IN case the employer deducted the SS contribution or loan amortization from employee’s salary/wages but failed to remit to the SSS, the imposable penalty shall be that provided under Article 315 of the Revised Penal Code on Estafa which provides an imprisonment not exceeding 20 years.

Other sanctions which may be imposed against delinquent employers include the issuance of Warrant of Distraint, Levy and/or Garnishment and non-issuance of SSS Certificate of Compliance/Clearance.

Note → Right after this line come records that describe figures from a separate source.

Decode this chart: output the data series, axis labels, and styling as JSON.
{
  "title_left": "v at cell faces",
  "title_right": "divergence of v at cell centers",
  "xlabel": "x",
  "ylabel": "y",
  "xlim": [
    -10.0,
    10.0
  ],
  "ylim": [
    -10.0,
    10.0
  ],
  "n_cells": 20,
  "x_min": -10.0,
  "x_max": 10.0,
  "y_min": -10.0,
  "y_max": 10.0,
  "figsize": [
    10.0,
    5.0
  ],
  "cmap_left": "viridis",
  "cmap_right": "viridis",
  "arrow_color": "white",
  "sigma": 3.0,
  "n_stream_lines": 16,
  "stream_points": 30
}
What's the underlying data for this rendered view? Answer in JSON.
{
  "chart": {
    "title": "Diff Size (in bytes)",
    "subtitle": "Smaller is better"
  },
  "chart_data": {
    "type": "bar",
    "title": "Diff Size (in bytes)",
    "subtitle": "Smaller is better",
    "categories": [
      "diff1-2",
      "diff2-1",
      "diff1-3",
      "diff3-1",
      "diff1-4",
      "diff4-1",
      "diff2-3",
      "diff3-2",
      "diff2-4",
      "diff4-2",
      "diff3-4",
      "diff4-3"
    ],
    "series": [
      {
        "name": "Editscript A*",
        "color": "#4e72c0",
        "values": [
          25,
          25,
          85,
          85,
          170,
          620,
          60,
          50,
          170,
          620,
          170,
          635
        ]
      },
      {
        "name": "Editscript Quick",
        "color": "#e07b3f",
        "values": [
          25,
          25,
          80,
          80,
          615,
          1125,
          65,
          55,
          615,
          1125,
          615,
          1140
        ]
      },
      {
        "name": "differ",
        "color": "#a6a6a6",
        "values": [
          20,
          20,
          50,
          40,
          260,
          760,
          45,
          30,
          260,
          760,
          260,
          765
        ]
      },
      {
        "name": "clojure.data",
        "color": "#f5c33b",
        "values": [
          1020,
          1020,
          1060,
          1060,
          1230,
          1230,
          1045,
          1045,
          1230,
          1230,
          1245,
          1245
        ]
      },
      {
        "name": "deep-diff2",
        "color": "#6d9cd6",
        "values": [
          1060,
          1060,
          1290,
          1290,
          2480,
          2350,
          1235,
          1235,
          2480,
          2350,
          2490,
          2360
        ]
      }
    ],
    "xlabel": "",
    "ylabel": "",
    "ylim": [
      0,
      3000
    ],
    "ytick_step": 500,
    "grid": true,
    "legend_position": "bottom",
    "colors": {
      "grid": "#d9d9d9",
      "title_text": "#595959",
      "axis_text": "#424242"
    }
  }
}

Delinquent employers who could not immediately pay their liabilities but wish to settle may avail of the Installment Payment Scheme Program by securing an updated and consolidated Statement of Account of its due but unpaid/unremitted contributions and penalty delinquencies and submitting an accomplished Application for Installment Payment Scheme to the concerned Branch Office/Large Account Department.

After submission of the application for Installment together with the supporting documents such as but not limited to Contributions Collection List (R3) and duly notarized Promissory Note, the employers shall be required to pay at least five percent of the total delinquency as downpayment, and issue post-dated checks corresponding to the months covered by the installment. This payment scheme is available for both the contributions and loan payment delinquencies of employers.